The U.S. Securities and Exchange Commission (SEC) recently announced the 2015 examination priorities for its Office of Compliance Inspections and Examinations (OCIE). Advisers to private funds should especially note that they are among the primary targets of OCIE’s 2015 examination program.
The OCIE’s exam priorities will reportedly focus on three primary areas: protecting retail investors (especially senior citizens), assessing market-wide risks, and using data analysis to locate signs of potential unlawful activity.
The list of priorities, according to the SEC, may be supplemented over the course of the year as determined necessary, and were compiled in collaboration with the SEC’s various divisions, regional offices, and other regulators.

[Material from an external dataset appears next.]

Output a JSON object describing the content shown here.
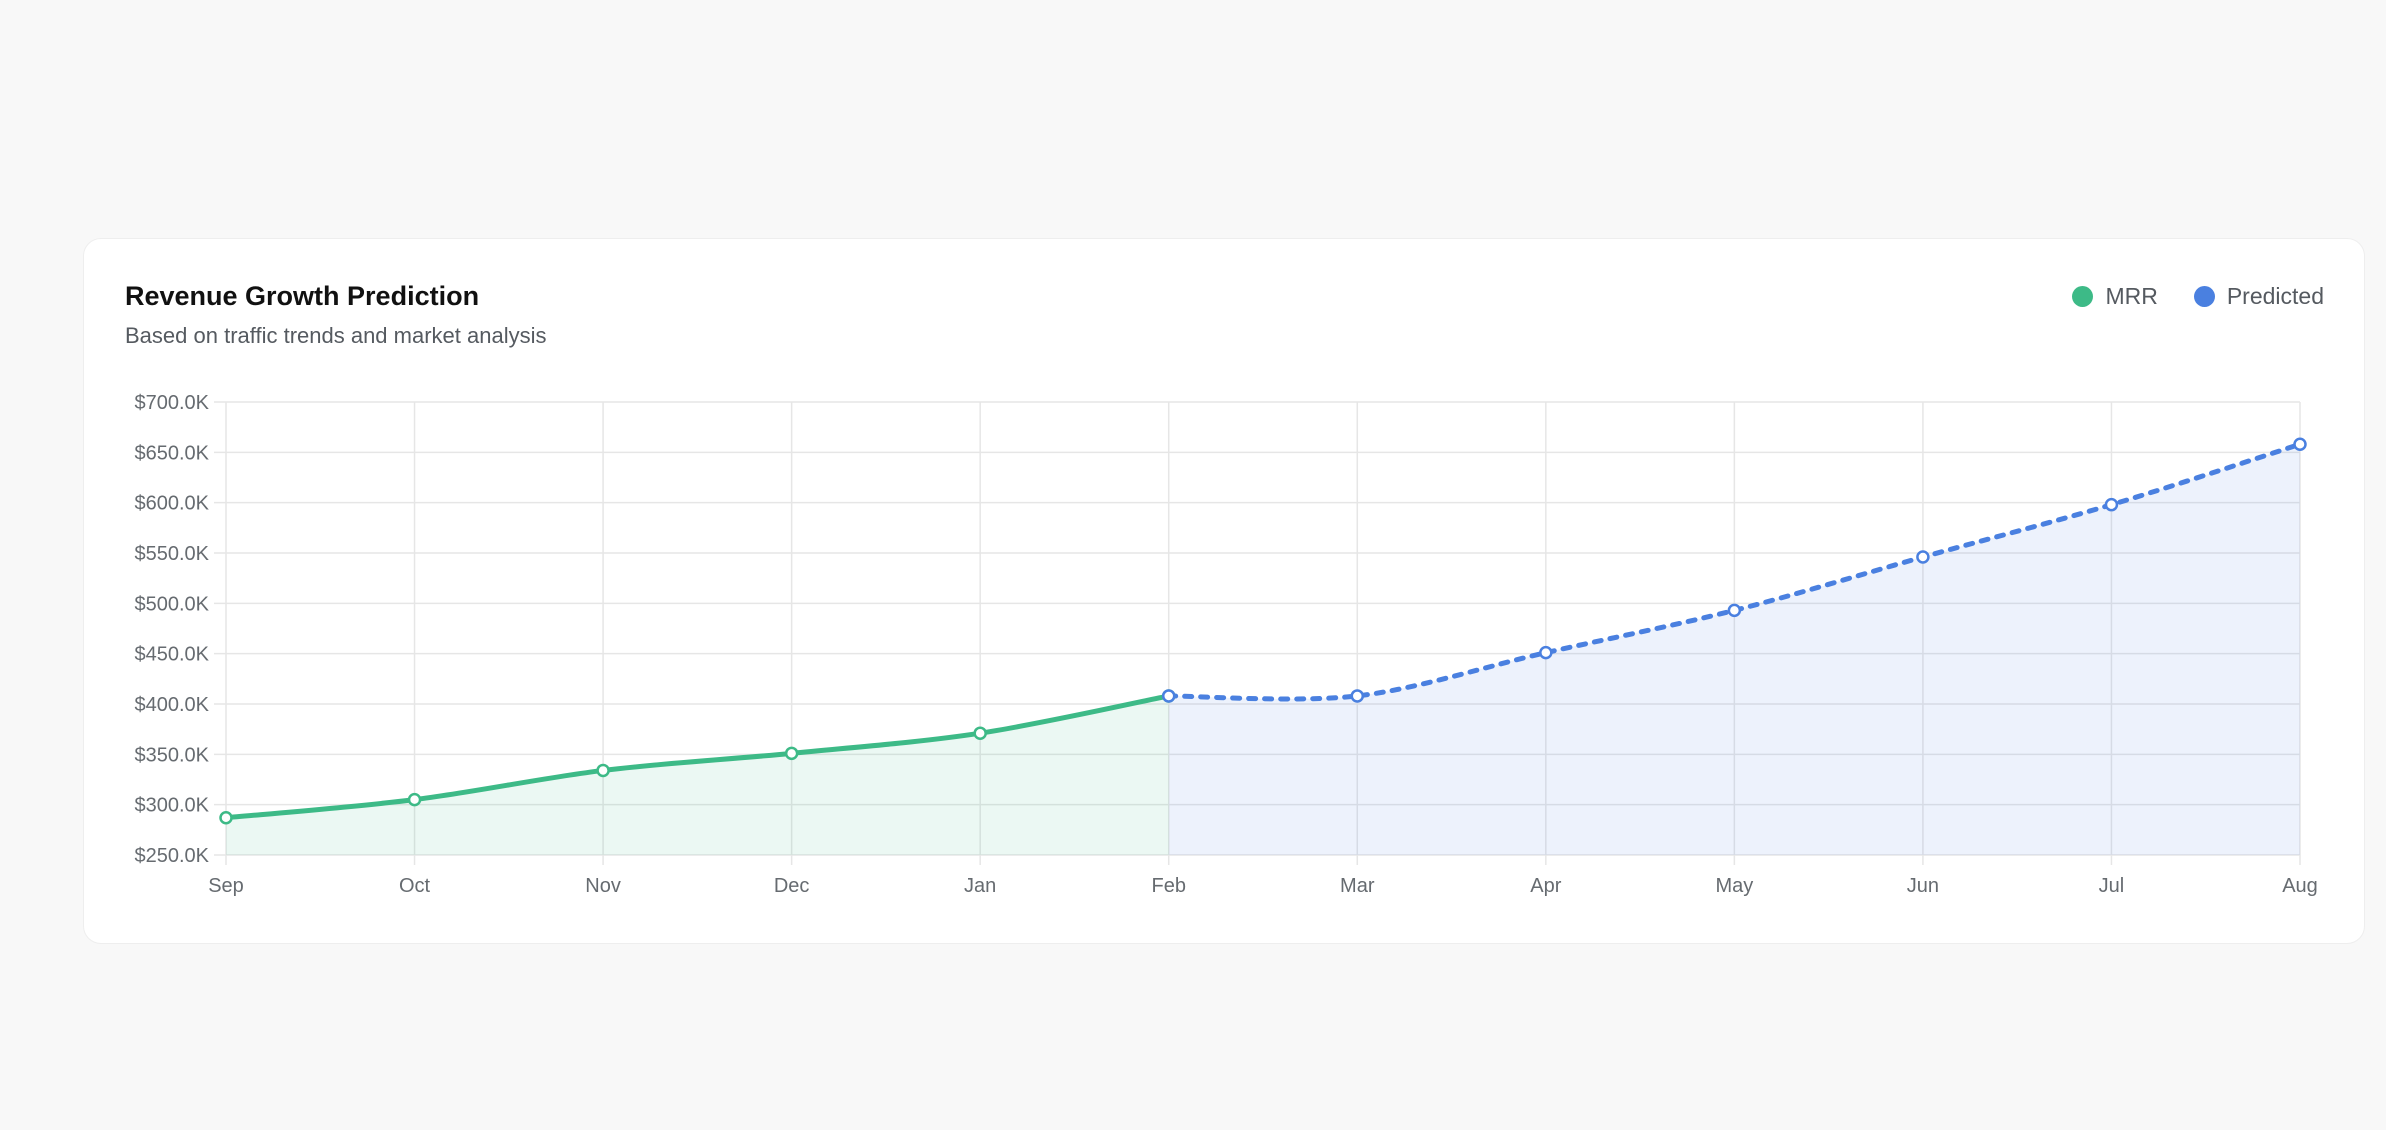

With respect to the priority regarding the protection of retail investors, the OCIE examinations will focus on, among other things: “fee selection and reverse churning,” to determine if investors are being overcharged or are being placed in investments that serve the best interests of the broker or adviser, rather than the investor; “sales practices,” especially with respect to the recommendations by brokers or advisers to liquidate current holdings in retirement accounts to other investments that may not be suitable under the circumstances for the investor; “suitability,” when retirement assets are placed in investments that are too complex and/or afford excessive risk for the typical investor; and “alternative” investment companies, where investor funds are placed in non-registered investment companies, and the risks and lack of disclosure are an issue for investors.
Among the priority targets for OCIE’s examinations during the year will be registered municipal advisers, registered investment companies that have never been examined by the SEC, and advisers of private equity funds, primarily to determine the fees and expenses of such funds, and how they are allocated and disclosed to investors.